7. The method for generating an SQL query statement according to claim 6, wherein the determining the preset condition in the SQL statement according to the dependency relationship of the target participle includes:

8. The method of generating an SQL query statement according to claim 7, wherein the determining the entity type of the child node comprises:

and inputting the participles corresponding to the child nodes into at least one of a grouping entity recognition model, a sequencing entity recognition model and a limiting entity recognition model, and determining the entity types of the participles as the entity types of the child nodes.

9. The method for generating an SQL query statement according to claim 1, wherein the generating an SQL query statement according to the at least one column name to be queried, the target table name, and the preset condition comprises:

inserting the at least one column name to be queried, the target table name and the preset condition into an SQL query statement template to generate an SQL query statement;

the SQL query statement template comprises placeholders corresponding to the at least one column name to be queried, the target table name and the preset condition respectively.

10. An apparatus for generating an SQL query statement, comprising:

the target table name determining module is used for searching a table name associated with each column name to be inquired in a pre-constructed knowledge graph and determining a target table name to be inquired from the table names associated with the column names;

the preset condition determining module is used for determining the dependency relationship of each participle in the participle result, and for a target participle belonging to a column name in the participle result, determining a preset condition in the SQL query statement according to the dependency relationship of the target participle;

the generating module is used for generating an SQL query statement according to the at least one column name to be queried, the target table name and the preset condition;

and the knowledge graph stores the association relationship between the table names and the column names of the data tables in the database.

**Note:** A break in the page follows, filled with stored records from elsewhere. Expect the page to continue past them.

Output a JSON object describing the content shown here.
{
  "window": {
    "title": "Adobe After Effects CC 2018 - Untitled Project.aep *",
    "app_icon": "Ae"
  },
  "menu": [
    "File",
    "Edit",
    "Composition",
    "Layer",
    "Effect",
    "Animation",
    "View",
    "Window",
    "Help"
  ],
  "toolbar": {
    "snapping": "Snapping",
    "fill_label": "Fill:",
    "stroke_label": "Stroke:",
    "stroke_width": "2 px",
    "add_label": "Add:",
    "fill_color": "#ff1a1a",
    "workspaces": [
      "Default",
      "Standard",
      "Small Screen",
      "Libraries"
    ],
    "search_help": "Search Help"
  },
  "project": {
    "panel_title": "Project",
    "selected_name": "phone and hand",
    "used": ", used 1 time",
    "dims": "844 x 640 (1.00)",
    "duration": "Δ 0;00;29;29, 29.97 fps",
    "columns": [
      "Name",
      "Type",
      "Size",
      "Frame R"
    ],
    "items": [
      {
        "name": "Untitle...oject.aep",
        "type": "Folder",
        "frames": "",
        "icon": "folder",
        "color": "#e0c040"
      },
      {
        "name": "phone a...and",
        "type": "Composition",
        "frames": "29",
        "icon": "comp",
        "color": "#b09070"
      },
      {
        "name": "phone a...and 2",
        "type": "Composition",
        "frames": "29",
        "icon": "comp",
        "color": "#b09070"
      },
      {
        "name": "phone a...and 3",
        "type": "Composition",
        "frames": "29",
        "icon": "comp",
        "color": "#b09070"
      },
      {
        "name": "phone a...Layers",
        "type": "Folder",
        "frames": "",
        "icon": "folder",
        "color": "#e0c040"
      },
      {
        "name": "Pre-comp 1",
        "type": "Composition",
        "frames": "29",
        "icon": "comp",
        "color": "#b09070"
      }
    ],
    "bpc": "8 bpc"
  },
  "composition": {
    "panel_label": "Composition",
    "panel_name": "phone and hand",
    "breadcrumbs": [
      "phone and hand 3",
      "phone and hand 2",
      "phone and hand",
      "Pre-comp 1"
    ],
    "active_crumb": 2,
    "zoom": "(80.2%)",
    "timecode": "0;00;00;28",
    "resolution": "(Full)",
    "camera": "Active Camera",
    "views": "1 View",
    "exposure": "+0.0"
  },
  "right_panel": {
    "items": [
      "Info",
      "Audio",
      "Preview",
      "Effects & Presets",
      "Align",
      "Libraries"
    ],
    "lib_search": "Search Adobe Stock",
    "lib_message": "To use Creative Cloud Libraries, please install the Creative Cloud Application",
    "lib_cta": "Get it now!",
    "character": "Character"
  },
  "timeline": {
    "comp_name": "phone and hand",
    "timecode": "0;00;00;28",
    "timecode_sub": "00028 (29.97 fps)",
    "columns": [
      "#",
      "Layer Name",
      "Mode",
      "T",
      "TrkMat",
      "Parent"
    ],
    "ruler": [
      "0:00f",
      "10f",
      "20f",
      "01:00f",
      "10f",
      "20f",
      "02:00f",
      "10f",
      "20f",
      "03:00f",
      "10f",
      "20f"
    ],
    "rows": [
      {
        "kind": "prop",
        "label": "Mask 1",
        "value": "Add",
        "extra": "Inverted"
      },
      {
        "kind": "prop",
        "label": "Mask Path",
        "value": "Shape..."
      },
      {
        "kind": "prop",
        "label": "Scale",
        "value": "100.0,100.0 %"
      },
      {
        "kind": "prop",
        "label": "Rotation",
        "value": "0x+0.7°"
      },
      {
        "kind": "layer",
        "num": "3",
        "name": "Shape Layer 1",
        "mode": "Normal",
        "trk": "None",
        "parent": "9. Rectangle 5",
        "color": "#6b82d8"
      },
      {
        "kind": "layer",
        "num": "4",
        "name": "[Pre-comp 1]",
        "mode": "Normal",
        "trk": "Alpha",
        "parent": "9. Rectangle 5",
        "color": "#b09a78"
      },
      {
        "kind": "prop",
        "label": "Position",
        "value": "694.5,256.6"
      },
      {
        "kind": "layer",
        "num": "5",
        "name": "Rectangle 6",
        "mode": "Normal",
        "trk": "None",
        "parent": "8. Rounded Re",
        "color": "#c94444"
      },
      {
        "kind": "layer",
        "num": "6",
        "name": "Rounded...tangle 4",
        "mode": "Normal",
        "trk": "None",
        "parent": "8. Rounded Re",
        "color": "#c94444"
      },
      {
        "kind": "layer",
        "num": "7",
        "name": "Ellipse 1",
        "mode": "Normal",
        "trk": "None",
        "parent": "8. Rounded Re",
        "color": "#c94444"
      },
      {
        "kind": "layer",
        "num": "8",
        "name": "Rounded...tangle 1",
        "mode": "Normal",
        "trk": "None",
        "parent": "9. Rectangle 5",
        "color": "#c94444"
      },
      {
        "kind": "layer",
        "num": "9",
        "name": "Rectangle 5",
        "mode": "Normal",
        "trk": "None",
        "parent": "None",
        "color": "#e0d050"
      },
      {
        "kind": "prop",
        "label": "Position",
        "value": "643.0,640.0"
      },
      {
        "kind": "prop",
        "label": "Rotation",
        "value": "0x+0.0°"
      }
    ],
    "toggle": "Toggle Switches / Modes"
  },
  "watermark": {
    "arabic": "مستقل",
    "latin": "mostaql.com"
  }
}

11. An electronic device comprising a memory, a processor and a computer program stored on the memory and executable on the processor, wherein the processor implements the steps of the method for generating an SQL query statement according to any one of claims 1 to 9 when executing the program.

12. A computer-readable storage medium storing computer instructions for causing a computer to perform the steps of the method for generating an SQL query statement according to any one of claims 1 to 9.

13. A computer program, characterized in that the computer program comprises computer instructions stored in a computer-readable storage medium, which, when read by a processor of a computer device from the computer-readable storage medium, cause the processor to execute the computer instructions, so that the computer device performs the steps of the method for generating an SQL query statement according to any one of claims 1-9.